16. L'arrêt ajoute que l'existence de ces modalités de contrôle doit être formellement prévue dans l'acte présenté, et qu'il apparaît à la lecture de la procuration litigieuse qu'elle n'en comporte aucune, la seule référence de l'acte aux dispositions des articles 360 et suivants du code civil suisse ne pouvant pallier cette lacune.

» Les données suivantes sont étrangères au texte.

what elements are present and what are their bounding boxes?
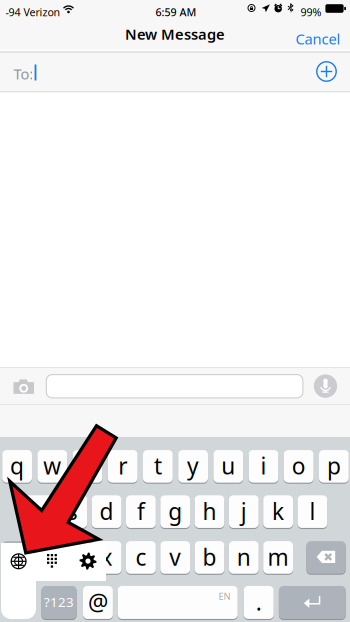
button[interactable]: g bbox=[0, 437, 30, 471]
button[interactable]: Keyboard settings bbox=[1, 543, 38, 581]
staticText: @ bbox=[88, 587, 108, 617]
button[interactable]: z bbox=[0, 437, 30, 471]
button[interactable]: p bbox=[0, 437, 30, 471]
staticText: s bbox=[67, 496, 78, 526]
staticText: 99% bbox=[300, 5, 322, 19]
staticText: e bbox=[81, 451, 94, 481]
button[interactable]: Delete bbox=[0, 437, 39, 471]
staticText: j bbox=[241, 496, 247, 526]
staticText: ?123 bbox=[44, 593, 74, 611]
staticText: r bbox=[118, 451, 127, 481]
staticText: k bbox=[272, 496, 284, 526]
button[interactable]: b bbox=[0, 437, 30, 471]
staticText: h bbox=[202, 496, 216, 526]
button[interactable]: i bbox=[0, 437, 30, 471]
staticText: EN bbox=[219, 590, 231, 602]
button[interactable]: Emoji keyboard bbox=[1, 543, 34, 581]
button[interactable]: y bbox=[0, 437, 30, 471]
staticText: g bbox=[168, 496, 182, 526]
button[interactable]: w bbox=[0, 437, 30, 471]
button[interactable]: h bbox=[0, 437, 30, 471]
staticText: z bbox=[67, 542, 78, 572]
staticText: v bbox=[169, 542, 181, 572]
button[interactable]: . bbox=[0, 437, 30, 471]
staticText: m bbox=[268, 542, 289, 572]
staticText: New Message bbox=[125, 24, 225, 44]
staticText: t bbox=[154, 451, 162, 481]
staticText: -94 Verizon bbox=[6, 5, 60, 19]
staticText: c bbox=[135, 542, 146, 572]
staticText: q bbox=[10, 451, 24, 481]
staticText: n bbox=[237, 542, 251, 572]
button[interactable]: d bbox=[0, 437, 30, 471]
button[interactable]: x bbox=[0, 437, 30, 471]
staticText: . bbox=[256, 587, 262, 617]
button[interactable]: f bbox=[0, 437, 30, 471]
button[interactable]: Cancel bbox=[0, 18, 57, 54]
button[interactable]: r bbox=[0, 437, 30, 471]
button[interactable]: Return bbox=[0, 437, 67, 471]
button[interactable]: u bbox=[0, 437, 30, 471]
staticText: To: bbox=[13, 64, 33, 84]
staticText: x bbox=[101, 542, 113, 572]
button[interactable]: Next keyboard bbox=[1, 543, 36, 581]
button[interactable]: k bbox=[0, 437, 30, 471]
button[interactable]: Camera bbox=[14, 379, 34, 394]
button[interactable]: @ bbox=[0, 437, 30, 471]
button[interactable]: a bbox=[0, 437, 30, 471]
button[interactable]: c bbox=[0, 437, 30, 471]
staticText: f bbox=[137, 496, 145, 526]
button[interactable]: j bbox=[0, 437, 30, 471]
staticText: y bbox=[187, 451, 199, 481]
button[interactable]: o bbox=[0, 437, 30, 471]
staticText: b bbox=[202, 542, 216, 572]
staticText: o bbox=[292, 451, 306, 481]
button[interactable]: n bbox=[0, 437, 30, 471]
button[interactable]: e bbox=[0, 437, 30, 471]
staticText: d bbox=[100, 496, 114, 526]
button[interactable]: l bbox=[0, 437, 30, 471]
staticText: l bbox=[309, 496, 315, 526]
button[interactable]: Numbers bbox=[0, 437, 35, 471]
button[interactable]: Space bbox=[0, 437, 120, 471]
button[interactable]: v bbox=[0, 437, 30, 471]
button[interactable]: m bbox=[0, 437, 30, 471]
staticText: p bbox=[327, 451, 341, 481]
button[interactable]: Add contact bbox=[316, 61, 337, 82]
button[interactable]: Dictate bbox=[314, 374, 337, 398]
button[interactable]: Shift bbox=[0, 437, 39, 471]
staticText: i bbox=[260, 451, 266, 481]
button[interactable]: q bbox=[0, 437, 30, 471]
button[interactable]: Message field bbox=[46, 375, 303, 398]
staticText: 6:59 AM bbox=[156, 5, 196, 19]
staticText: a bbox=[32, 496, 44, 526]
staticText: u bbox=[221, 451, 235, 481]
staticText: Cancel bbox=[296, 29, 340, 48]
button[interactable]: t bbox=[0, 437, 30, 471]
button[interactable]: s bbox=[0, 437, 30, 471]
staticText: w bbox=[43, 451, 61, 481]
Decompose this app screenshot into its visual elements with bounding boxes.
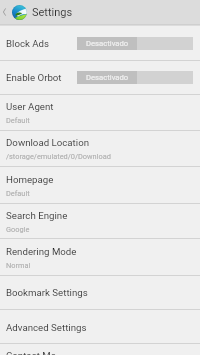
staticText: Default: [6, 189, 30, 198]
staticText: Download Location: [6, 137, 90, 148]
button[interactable]: Block Ads: [0, 26, 200, 61]
staticText: Settings: [32, 6, 73, 19]
button[interactable]: Navigate up: [0, 0, 32, 24]
button[interactable]: Contact Me: [0, 343, 200, 355]
staticText: User Agent: [6, 101, 54, 112]
staticText: /storage/emulated/0/Download: [6, 152, 111, 161]
button[interactable]: Rendering Mode: [0, 239, 200, 276]
button[interactable]: Download Location: [0, 130, 200, 167]
staticText: Google: [6, 225, 30, 234]
button[interactable]: Toggle switch, off: [77, 71, 193, 84]
button[interactable]: Search Engine: [0, 203, 200, 239]
button[interactable]: Homepage: [0, 167, 200, 204]
staticText: Desactivado: [86, 73, 129, 82]
staticText: Block Ads: [6, 38, 50, 49]
staticText: Contact Me: [6, 350, 56, 355]
button[interactable]: Bookmark Settings: [0, 275, 200, 310]
staticText: Bookmark Settings: [6, 287, 88, 298]
staticText: Desactivado: [86, 39, 129, 48]
staticText: Search Engine: [6, 210, 68, 221]
staticText: Rendering Mode: [6, 246, 77, 257]
button[interactable]: User Agent: [0, 94, 200, 130]
button[interactable]: Toggle switch, off: [77, 37, 193, 50]
staticText: Default: [6, 116, 30, 125]
staticText: Homepage: [6, 174, 54, 185]
button[interactable]: Advanced Settings: [0, 310, 200, 344]
staticText: Advanced Settings: [6, 322, 87, 333]
staticText: Enable Orbot: [6, 72, 62, 83]
staticText: Normal: [6, 261, 31, 270]
button[interactable]: Enable Orbot: [0, 60, 200, 94]
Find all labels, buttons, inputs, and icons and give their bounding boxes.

17. En statuant ainsi, alors que la mise en oeuvre en France d'un mandat d'inaptitude suisse ne pouvait être subordonnée à une condition de validité que n'imposait pas la loi suisse, la cour d'appel a violé les textes susvisés.

PAR CES MOTIFS, la Cour :

CASSE ET ANNULE, mais seulement en ce qu'il dit que la procuration établie par Y... X... le 14 décembre 2012 n'aurait pas dû recevoir le visa du greffier du tribunal d'instance de Bayonne en vertu de l'article 1258-3 du code de procédure civile, et prononce en conséquence l'annulation de ce visa, l'arrêt rendu le 12 décembre 2018, entre les parties, par la cour d'appel de Pau ;

Remet, sur ce point, l'affaire et les parties dans l'état où elles se trouvaient avant cet arrêt et les renvoie devant la cour d'appel de Bordeaux.

- Président : Mme Batut - Rapporteur : Mme Guihal - Avocat général : Mme Marilly - Avocat(s) : SCP Bénabent ; SCP Spinosi et Sureau -

Textes visés :

Articles 15 et 16 de la Convention de La Haye du 13 janvier 2000 ; articles 1258, 1258-2 et 1258-3 du code de procédure civile.